A crypto wallet’s private keys can be put on a storage stick or a item of paper and simply removed from the country, with minimum trace of the whereabouts. There can be a high value in some crypto wallets, and the credit card debt may never be refunded, leading to a assertion of bankruptcy and a significant loss for the bank. The wallet still contains the crypto money Coinsbank bitcoin, and the owner can later access the private keys and use a local CC Exchange in a foreign country to convert and pocket the amount of money. A nefarious scenario indeed.
We are certainly not advocating this sort of illegal behavior, but the banks are aware of the probability and some of them want to shut it down. This can’t happen with debit cards as the banks are never out-of-pocket – the money comes away of your account immediately, and only if there is enough of your money there to begin with. We struggle to find any honesty in the bank’s story about curtailing wagering and risk taking. It’s interesting that Canadian financial institutions are not jumping with this bandwagon, perhaps realizing that the mentioned reasons for doing so are bogus. The fallout out there actions is that investors and consumers are now aware that credit card providers and banks really do have the ability to restrict what you can purchase using their credit card.
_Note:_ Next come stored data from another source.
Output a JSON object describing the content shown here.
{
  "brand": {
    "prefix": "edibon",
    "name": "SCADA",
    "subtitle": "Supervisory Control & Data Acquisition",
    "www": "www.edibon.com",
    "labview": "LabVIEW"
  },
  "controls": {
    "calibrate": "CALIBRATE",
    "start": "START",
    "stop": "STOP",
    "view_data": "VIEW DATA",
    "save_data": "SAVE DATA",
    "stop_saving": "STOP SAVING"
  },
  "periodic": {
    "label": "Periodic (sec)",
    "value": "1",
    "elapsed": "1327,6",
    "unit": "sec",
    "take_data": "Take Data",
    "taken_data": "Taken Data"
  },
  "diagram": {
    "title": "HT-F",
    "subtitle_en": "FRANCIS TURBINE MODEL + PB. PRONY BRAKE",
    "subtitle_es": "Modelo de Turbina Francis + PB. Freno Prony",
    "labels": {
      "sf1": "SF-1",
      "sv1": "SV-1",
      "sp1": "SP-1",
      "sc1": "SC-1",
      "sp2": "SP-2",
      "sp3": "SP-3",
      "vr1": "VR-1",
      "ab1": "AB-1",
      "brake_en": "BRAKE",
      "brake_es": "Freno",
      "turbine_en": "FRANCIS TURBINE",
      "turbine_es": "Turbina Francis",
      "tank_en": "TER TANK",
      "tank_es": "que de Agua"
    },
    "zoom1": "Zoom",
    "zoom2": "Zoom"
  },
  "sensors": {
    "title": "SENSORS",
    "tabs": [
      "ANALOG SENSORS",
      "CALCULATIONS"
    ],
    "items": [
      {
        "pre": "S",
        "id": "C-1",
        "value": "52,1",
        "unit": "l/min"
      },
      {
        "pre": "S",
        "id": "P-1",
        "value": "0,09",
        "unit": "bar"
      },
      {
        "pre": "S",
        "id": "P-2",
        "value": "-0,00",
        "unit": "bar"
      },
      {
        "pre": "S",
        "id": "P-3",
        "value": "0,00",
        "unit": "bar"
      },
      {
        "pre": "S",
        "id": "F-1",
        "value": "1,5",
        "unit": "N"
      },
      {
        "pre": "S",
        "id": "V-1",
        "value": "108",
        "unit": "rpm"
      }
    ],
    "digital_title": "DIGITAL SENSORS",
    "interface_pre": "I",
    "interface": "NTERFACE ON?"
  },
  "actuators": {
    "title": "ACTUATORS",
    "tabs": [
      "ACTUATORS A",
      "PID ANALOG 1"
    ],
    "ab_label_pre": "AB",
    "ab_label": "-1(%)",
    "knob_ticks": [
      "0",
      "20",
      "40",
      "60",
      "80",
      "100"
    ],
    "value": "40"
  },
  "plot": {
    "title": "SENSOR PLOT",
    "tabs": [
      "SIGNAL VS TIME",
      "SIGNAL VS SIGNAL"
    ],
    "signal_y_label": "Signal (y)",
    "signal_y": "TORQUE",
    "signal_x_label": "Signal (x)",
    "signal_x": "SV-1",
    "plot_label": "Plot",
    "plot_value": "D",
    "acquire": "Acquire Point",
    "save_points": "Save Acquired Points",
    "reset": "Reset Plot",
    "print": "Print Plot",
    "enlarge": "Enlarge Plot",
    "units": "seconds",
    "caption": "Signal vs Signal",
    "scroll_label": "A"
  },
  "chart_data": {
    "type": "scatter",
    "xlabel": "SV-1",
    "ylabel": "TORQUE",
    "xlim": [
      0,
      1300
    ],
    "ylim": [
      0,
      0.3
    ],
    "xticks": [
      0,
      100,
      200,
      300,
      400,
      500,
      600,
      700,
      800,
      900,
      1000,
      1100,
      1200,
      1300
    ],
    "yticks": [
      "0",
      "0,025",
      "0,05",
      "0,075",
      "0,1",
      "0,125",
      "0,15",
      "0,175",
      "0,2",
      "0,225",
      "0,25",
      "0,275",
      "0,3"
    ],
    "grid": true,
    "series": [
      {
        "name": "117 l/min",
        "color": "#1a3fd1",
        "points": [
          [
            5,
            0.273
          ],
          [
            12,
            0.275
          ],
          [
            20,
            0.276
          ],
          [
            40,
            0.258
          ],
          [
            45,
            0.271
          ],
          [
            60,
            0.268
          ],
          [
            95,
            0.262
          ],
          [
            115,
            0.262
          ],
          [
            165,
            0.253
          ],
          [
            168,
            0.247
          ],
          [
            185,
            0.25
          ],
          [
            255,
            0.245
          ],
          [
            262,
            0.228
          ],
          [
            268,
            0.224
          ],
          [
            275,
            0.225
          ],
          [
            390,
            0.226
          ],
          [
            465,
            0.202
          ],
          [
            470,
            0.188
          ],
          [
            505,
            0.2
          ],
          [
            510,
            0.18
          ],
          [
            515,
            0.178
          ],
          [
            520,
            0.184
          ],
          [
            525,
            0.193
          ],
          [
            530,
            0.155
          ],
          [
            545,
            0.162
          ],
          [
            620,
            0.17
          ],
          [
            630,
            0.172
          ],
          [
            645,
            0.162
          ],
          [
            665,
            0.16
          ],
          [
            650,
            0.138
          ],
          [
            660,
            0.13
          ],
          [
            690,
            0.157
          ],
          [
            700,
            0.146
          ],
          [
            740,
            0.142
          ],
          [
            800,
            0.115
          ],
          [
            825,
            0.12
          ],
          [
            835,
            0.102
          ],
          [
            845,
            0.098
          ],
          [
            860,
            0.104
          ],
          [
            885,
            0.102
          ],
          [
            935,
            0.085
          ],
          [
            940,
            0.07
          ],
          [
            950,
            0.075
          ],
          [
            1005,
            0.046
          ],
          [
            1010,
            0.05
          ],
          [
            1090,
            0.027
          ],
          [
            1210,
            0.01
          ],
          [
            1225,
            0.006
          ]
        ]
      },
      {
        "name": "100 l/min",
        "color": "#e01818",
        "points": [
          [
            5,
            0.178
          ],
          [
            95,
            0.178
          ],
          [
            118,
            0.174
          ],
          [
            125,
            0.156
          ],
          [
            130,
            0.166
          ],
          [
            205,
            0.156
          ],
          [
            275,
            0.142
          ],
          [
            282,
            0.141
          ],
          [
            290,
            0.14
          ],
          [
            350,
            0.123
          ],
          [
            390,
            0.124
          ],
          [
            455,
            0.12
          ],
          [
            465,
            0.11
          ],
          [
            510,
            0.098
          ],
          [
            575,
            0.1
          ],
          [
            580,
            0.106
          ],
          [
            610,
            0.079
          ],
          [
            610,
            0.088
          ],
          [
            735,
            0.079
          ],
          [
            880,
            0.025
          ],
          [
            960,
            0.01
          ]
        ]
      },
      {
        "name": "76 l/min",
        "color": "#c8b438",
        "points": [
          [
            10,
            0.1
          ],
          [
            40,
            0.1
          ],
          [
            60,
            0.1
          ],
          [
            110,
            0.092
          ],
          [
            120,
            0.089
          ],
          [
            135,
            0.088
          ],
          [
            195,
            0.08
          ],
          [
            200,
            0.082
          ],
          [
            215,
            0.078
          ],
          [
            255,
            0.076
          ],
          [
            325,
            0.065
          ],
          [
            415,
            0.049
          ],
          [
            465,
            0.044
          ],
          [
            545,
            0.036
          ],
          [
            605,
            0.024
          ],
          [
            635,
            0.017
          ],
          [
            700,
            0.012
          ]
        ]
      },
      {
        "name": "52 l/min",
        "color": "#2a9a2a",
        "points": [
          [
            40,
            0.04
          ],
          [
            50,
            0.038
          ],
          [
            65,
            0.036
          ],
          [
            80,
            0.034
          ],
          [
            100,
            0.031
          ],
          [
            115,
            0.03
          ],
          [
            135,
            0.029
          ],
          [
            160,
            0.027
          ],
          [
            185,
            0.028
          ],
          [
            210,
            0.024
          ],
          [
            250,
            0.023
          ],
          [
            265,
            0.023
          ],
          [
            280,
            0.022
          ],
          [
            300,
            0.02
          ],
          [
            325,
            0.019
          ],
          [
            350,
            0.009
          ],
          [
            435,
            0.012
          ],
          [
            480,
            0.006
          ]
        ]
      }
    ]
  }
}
This is not how they advertise their cards, and it is likely a surprise to most users, who will be quite used to obtaining themselves what they will purchase, especially from CC Exchanges and all the other merchants who may have established Merchant Agreements with these banks. The Exchanges did nothing wrong – none have you – but fear and greed in the banking industry is leading to strange things to happen. This further illustrates the degree to which the banking industry feels threatened by Crypto Currencies.
At this stage there is little assistance, trust, or understanding between the fiat money world and the CC world. The CC world has no central controlling body where regulations can be implemented across the board, and this leaves each country round the world trying to figure out what to do. China has decided to ban CC’s, Singapore and Japan embrace them, and many other countries continue to be scratching their heads. The actual have in common is that they want to accumulate taxes on CC investment profits. This particular is not too unlike the early days of digital music, with the internet facilitating the unfettered proliferation and distribution of unlicensed music. Digital audio licensing schemes were eventually developed and accepted, as listeners were OK with paying something for their music, rather than unlimited pirating, and the music industry (artists, producers, record companies) were OK with sensible licensing fees rather than nothing. Can there be compromise later on of fiat and digital currencies? Since people across the world get more fed up with outrageous bank profits and bank overreach into their lives, there exists hope that consumers will be deemed with respect and not be forever saddled with high costs and unwarranted restrictions.
Crypto” – or “crypto currencies” – are a type of software system which provides transactional functionality to users through the Internet. The most important feature of the system is their decentralized nature – typically provided by the blockchain repository system.